All About Seduction(98)
A cold miasma of dread shrouded her, and she couldn’t move, couldn’t breathe, couldn’t break the spell.
He shoved her back.
Gasping, she stumbled and then caught her balance. Keeping her eyes down, she slowly backed to the door. “I am going now.”
Had she betrayed her affection for Jack in her expression? She didn’t know. But she didn’t dare allow herself to feel any tenderness toward him. If Mr. Broadhurst had ordered Mr. Whitton killed, she was playing too dangerous a game with Jack. Mr. Whitton had friends and connections, and his murder would be investigated, but Jack had nothing to protect him. His family hadn’t the resources to fund an inquiry. No one would look deeply into his death.
Her heart skittering, Caroline hurried down the hall and swung into the room where she and Jack had been last night. She twisted the key in the lock and then went out through the dressing room, down the servant stairs, and then to the first floor.
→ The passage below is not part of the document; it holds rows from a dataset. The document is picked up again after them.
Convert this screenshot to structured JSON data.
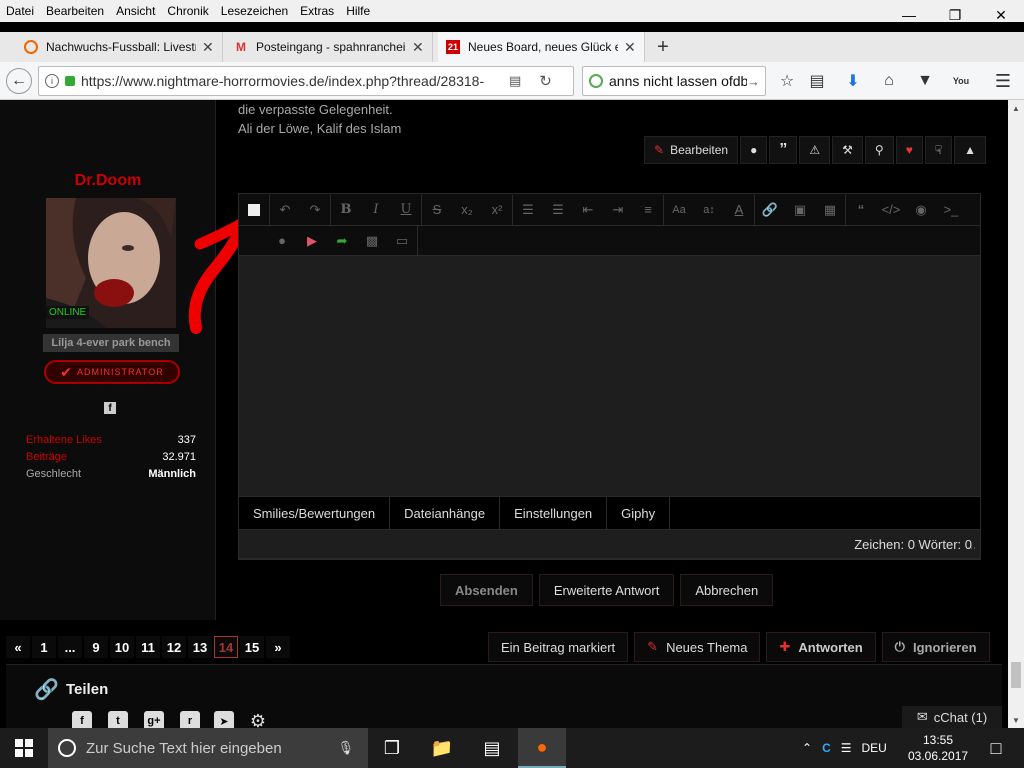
{
  "menu": [
    "Datei",
    "Bearbeiten",
    "Ansicht",
    "Chronik",
    "Lesezeichen",
    "Extras",
    "Hilfe"
  ],
  "tabs": [
    {
      "label": "Nachwuchs-Fussball: Livestream"
    },
    {
      "label": "Posteingang - spahnrancheinfo"
    },
    {
      "label": "Neues Board, neues Glück e.V."
    }
  ],
  "url": "https://www.nightmare-horrormovies.de/index.php?thread/28318-",
  "search_value": "anns nicht lassen ofdb",
  "quote_lines": [
    "die verpasste Gelegenheit.",
    "Ali der Löwe, Kalif des Islam"
  ],
  "post_actions": {
    "edit": "Bearbeiten"
  },
  "user": {
    "name": "Dr.Doom",
    "status": "ONLINE",
    "title": "Lilja 4-ever park bench",
    "badge": "ADMINISTRATOR",
    "stats": [
      {
        "key": "Erhaltene Likes",
        "value": "337"
      },
      {
        "key": "Beiträge",
        "value": "32.971"
      },
      {
        "key": "Geschlecht",
        "value": "Männlich"
      }
    ]
  },
  "editor_tabs": [
    "Smilies/Bewertungen",
    "Dateianhänge",
    "Einstellungen",
    "Giphy"
  ],
  "counter": "Zeichen: 0 Wörter: 0",
  "form_buttons": {
    "submit": "Absenden",
    "extended": "Erweiterte Antwort",
    "cancel": "Abbrechen"
  },
  "pagination": [
    "«",
    "1",
    "...",
    "9",
    "10",
    "11",
    "12",
    "13",
    "14",
    "15",
    "»"
  ],
  "current_page": "14",
  "thread_buttons": {
    "marked": "Ein Beitrag markiert",
    "new_topic": "Neues Thema",
    "reply": "Antworten",
    "ignore": "Ignorieren"
  },
  "share_title": "Teilen",
  "cchat": "cChat (1)",
  "taskbar": {
    "search_placeholder": "Zur Suche Text hier eingeben",
    "lang": "DEU",
    "time": "13:55",
    "date": "03.06.2017"
  }
}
Repeatedly checking over her shoulder didn’t reassure her she wasn’t being followed or watched. She darted around a corner and raced to a spiral staircase that reached the northern el of the house. All this cloak and dagger slipping around might be overkill, but she couldn’t risk Mr. Broadhurst learning that she was going to Jack.
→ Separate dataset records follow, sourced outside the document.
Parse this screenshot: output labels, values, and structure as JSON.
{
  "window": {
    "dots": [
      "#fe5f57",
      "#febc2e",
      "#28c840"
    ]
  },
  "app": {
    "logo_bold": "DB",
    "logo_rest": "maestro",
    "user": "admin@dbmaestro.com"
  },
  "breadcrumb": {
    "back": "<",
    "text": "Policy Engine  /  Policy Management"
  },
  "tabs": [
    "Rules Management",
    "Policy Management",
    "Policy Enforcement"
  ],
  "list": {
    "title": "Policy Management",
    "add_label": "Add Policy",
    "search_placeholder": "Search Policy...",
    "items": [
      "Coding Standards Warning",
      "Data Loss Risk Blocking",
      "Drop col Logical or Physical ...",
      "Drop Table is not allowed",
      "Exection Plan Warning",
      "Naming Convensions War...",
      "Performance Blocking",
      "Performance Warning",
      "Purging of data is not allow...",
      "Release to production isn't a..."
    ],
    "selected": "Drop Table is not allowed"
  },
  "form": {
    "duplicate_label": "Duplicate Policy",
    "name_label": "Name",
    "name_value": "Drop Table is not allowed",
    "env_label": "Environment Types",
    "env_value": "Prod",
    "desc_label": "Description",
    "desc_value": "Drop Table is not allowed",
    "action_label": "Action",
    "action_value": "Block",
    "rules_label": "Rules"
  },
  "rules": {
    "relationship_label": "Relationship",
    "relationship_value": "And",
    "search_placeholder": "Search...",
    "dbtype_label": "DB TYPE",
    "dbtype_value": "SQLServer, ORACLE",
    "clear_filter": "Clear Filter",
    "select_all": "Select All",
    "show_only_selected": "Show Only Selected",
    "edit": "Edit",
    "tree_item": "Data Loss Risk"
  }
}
When she first came to live here, she’d spent hours learning the layout of the house, always imagining which way she could go if she needed to escape. She’d told herself it was wise to know all exits in case of a fire, but in her mind she always envisioned running away from Mr. Broadhurst.
Until now that had never made sense. Her fear always seemed misplaced. Except for doing her duty, marriage to Mr. Broadhurst had not been onerous. Now, however, she didn’t know if he was the sometimes brusque older man she knew or a man who thought anything he wanted should be his because he could pay for it. Worse yet, he seemed to believe that anyone who stood in the way of what he wanted could be destroyed because he willed it.
Her breath held, she twisted the knob to Jack’s room and then slipped inside, pulling the door shut and twisting the key. She eased out her breath, half expecting Mr. Broadhurst to thwart her. The escritoire stood next to the window. A wardrobe occupied the far corner. Everything seemed normal and ordinary. As she stared into the darkened room, no shadow took a form it shouldn’t. All was as it should be.
The old-fashioned washstand with pitcher and bowl had been shifted close to the fire. The chair from the desk was beside it. She imagined Jack stripping down and washing while sitting there, and she shuddered. Not only was such a thought unseemly, but after Mr. Broadhurst’s unspoken threat she couldn’t allow herself to think that way.
A low fire burned in the fireplace behind a heavy screen. She turned toward the bed dominating the center of the room. Her pulse raced, fear still leaving a bitter copper tang in her mouth.
The lump in the middle was Jack. As her ragged breathing stopped clouding her ears, she heard the deep regular sound of him sleeping. Her shoulders dropped and she sighed.
Poor Jack had to be exhausted. The doctor had warned that he should not exercise for more than a few minutes at a time. She should let him sleep. She tiptoed toward the wing chair on the far side of the fire. The floor creaked and she froze.
“Caro, come to bed.” Jack’s voice was sleep roughened and moved through her like warm honey. Shifting to the far side, he pushed the covers back, exposing a plain unbleached nightshirt. His own sleeping garment, not Mr. Broadhurst’s.
She caught the post at the bottom of the bed, suddenly far too aware that she was very sore and her female flesh felt swollen and abused. “If you are very tired . . .”
“I’m not so tired I don’t want you.”
The words made her shiver. She brushed her dampening palms against her dressing gown and swallowed several times. Her heart was still fluttering and she took one last look over her shoulder at the door.
Jack leaned up on an elbow and watched her.
Caroline dropped her eyes. “I suppose we should get this over with.”
He sighed loudly and rolled to his back. “If that is what you want.”
The sooner it was done, the sooner she could relax. He would fall asleep, she could rest on the far side of the bed until dawn. She wasn’t going back to her room until she absolutely had to. As much as Mr. Broadhurst thought the servants needed to believe the pregnancy was his doing, she didn’t want to spend any more time alone with him than was necessary.
“It is what I want,” she said. But it wasn’t. The way Jack had touched her on the stairs awoke a need in her she didn’t know she had, but she couldn’t allow herself to feel affection for him. She was putting him in too much danger as it was.